Another tip is not to start out too ambitiously. Too many people go on their first run with the aim of burning lots of calories and boosting their fitness – and they think the only way to do that is to operate at highly uncomfortable speed.
Instead, try running at a gentle pace, to begin with, and then slowly increase your exertion only as you get used to it. Your aim, to begin with, is not to get fitter – it is to learn to enjoy running. When you take this approach, you’ll have a much better chance of sticking with it.
And you should find that after just a few runs, you start to notice some real improvements. Wear a running watch to experience those benefits.
Diet For Runners
If you’re going to be as productive as possible, your diet is incredibly important to consider. Ultimately, what you eat is your primary source of fuel, and if you aren’t getting enough of it, then you’re going to feel low on energy.
This is something that a lot of people get wrong during the day: unintentionally starving themselves so that by the time they should be firing on all cylinders at work, they’re starting to flag and feel listless and drained.
But it is not as simple as just ‘eating more.’ Eat too much, and you can end up feeling exhausted too – as we all know from too many huge Christmas dinners and Sunday roasts.
Slow Release vs. Fast Release
What is important is not what you eat or when you eat it but rather how long it takes for the sugar from that food to reach your blood. All food contains energy in the form of calories.
It includes macronutrients like carbohydrates, fat, and proteins. What differs, though, is how long it takes for the calories to reach your blood stream – which is dictated by how long it takes to absorb.
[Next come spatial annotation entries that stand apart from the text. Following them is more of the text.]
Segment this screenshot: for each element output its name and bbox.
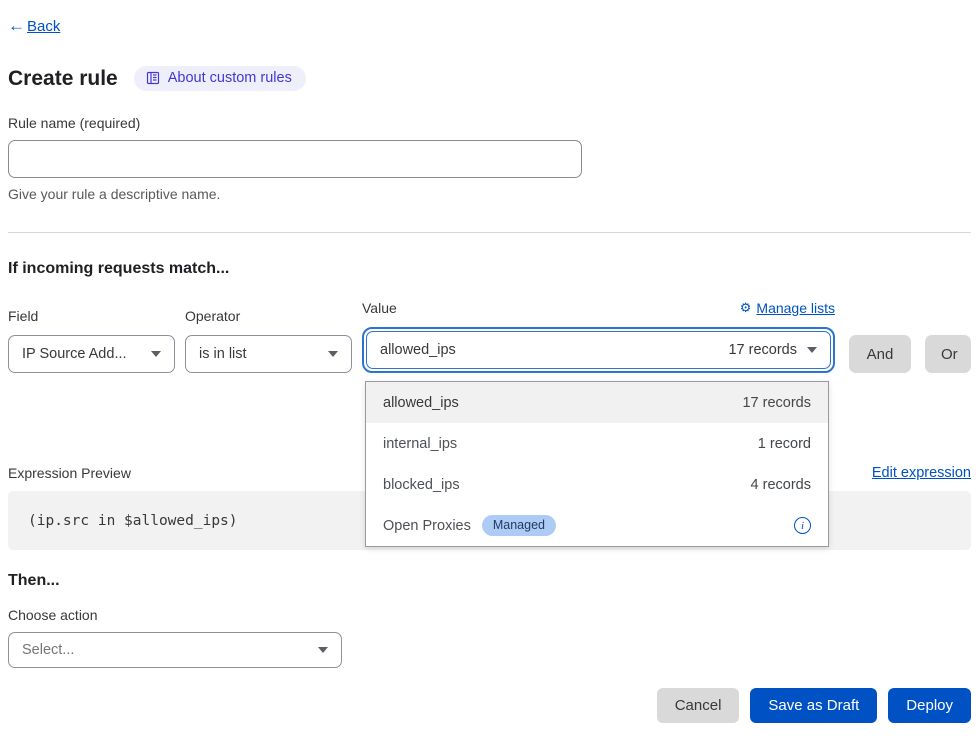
list-dropdown-panel: allowed_ips 17 records internal_ips 1 re… [365, 381, 829, 547]
create-rule-page: ← Back Create rule About custom rules Ru… [0, 0, 979, 723]
then-section-heading: Then... [8, 572, 971, 590]
list-option-record-count: 1 record [758, 436, 811, 452]
operator-label: Operator [185, 308, 240, 324]
action-select-placeholder: Select... [22, 642, 74, 658]
list-option-record-count: 17 records [742, 395, 811, 411]
value-select[interactable]: allowed_ips 17 records [366, 331, 831, 369]
about-custom-rules-label: About custom rules [168, 70, 292, 86]
back-link[interactable]: ← Back [8, 16, 60, 36]
list-option-name: allowed_ips [383, 395, 459, 411]
list-option-record-count: 4 records [751, 477, 811, 493]
back-link-label: Back [27, 18, 60, 35]
operator-select[interactable]: is in list [185, 335, 352, 373]
about-custom-rules-link[interactable]: About custom rules [134, 66, 306, 91]
operator-column: Operator is in list [185, 308, 352, 373]
list-option-name: Open Proxies [383, 518, 471, 534]
list-option-open-proxies[interactable]: Open Proxies Managed i [366, 505, 828, 546]
cancel-button[interactable]: Cancel [657, 688, 740, 723]
chevron-down-icon [318, 647, 328, 653]
field-select[interactable]: IP Source Add... [8, 335, 175, 373]
book-icon [146, 71, 160, 85]
rule-name-label: Rule name (required) [8, 115, 971, 131]
expression-code: (ip.src in $allowed_ips) [28, 513, 238, 529]
action-select[interactable]: Select... [8, 632, 342, 668]
list-option-allowed-ips[interactable]: allowed_ips 17 records [366, 382, 828, 423]
value-select-focus-ring: allowed_ips 17 records [362, 327, 835, 373]
field-column: Field IP Source Add... [8, 308, 175, 373]
title-row: Create rule About custom rules [8, 66, 971, 91]
list-option-blocked-ips[interactable]: blocked_ips 4 records [366, 464, 828, 505]
manage-lists-link[interactable]: ⚙ Manage lists [740, 300, 835, 316]
chevron-down-icon [328, 351, 338, 357]
rule-name-help-text: Give your rule a descriptive name. [8, 186, 971, 202]
save-as-draft-button[interactable]: Save as Draft [750, 688, 877, 723]
page-title: Create rule [8, 67, 118, 91]
value-select-value: allowed_ips [380, 342, 456, 358]
value-label: Value [362, 300, 397, 316]
chevron-down-icon [151, 351, 161, 357]
and-button[interactable]: And [849, 335, 911, 373]
field-select-value: IP Source Add... [22, 346, 127, 362]
list-option-name: blocked_ips [383, 477, 460, 493]
manage-lists-label: Manage lists [756, 300, 835, 316]
gear-icon: ⚙ [740, 300, 752, 316]
list-option-name: internal_ips [383, 436, 457, 452]
edit-expression-link[interactable]: Edit expression [872, 465, 971, 481]
chevron-down-icon [807, 347, 817, 353]
condition-row: Field IP Source Add... Operator is in li… [8, 300, 971, 373]
value-column: Value ⚙ Manage lists allowed_ips 17 reco… [362, 300, 835, 373]
field-label: Field [8, 308, 38, 324]
or-button[interactable]: Or [925, 335, 971, 373]
value-select-record-count: 17 records [728, 342, 797, 358]
expression-preview-label: Expression Preview [8, 465, 131, 481]
section-divider [8, 232, 971, 233]
info-icon[interactable]: i [794, 517, 811, 534]
back-arrow-icon: ← [8, 16, 25, 36]
rule-name-input[interactable] [8, 140, 582, 178]
footer-actions: Cancel Save as Draft Deploy [8, 688, 971, 723]
choose-action-label: Choose action [8, 607, 971, 623]
match-section-heading: If incoming requests match... [8, 260, 971, 278]
managed-badge: Managed [482, 515, 556, 536]
list-option-internal-ips[interactable]: internal_ips 1 record [366, 423, 828, 464]
deploy-button[interactable]: Deploy [888, 688, 971, 723]
operator-select-value: is in list [199, 346, 247, 362]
When you consume a ‘simple carb,’ it mostly gets processed immediately by your body and hits your blood stream quickly. Think about white bread, white pasta, chocolate or sweets. The sweeter the food tastes, the purer the sugar is and the faster it will be absorbed.
Conversely, though, when you consume fats or ‘complex’ carbs, there is more to be processed by the body. It only means that the sugar is extracted more slowly and is released gradually into the blood.
To provide a steady stream of energy, this is far preferable. Otherwise, if energy is absorbed too quickly, this can cause a sudden ‘spike,’ followed by an immediate crash.
Mostly, the body notes the sudden increase in sugar and responds by releasing insulin. The insulin encourages the sugar to absorb for use in the body or to be stored as fat.
Once this happens, the brain will release serotonin, which is the ‘feel good hormone.’ Unfortunately, serotonin is also a precursor to melatonin, which is why we feel sleepy immediately after gorging on a lot of sugar-filled candies, pastries or ice cream.
Thus, if you want to avoid a spike and crash during your marathon/running training, the best recourse is either to have a complex carbohydrate/fat source early in the day or before/after your training sessions to provide steady energy or to subsist on smaller snacks throughout the day.
No wonder why porridge oats, hard boiled eggs, brown bread with peanut butter or an avocado, makes such an excellent breakfast and post workout choice among many fitness enthusiasts and athletes.
The last advice is to try to ensure you avoid consuming more calories than you need which can lead to weight gain (if you are working to lose weight).
Calculate your BMR which is the number of calories you will burn on any given day and then aim to consume somewhere around or just below this figure to avoid a surplus.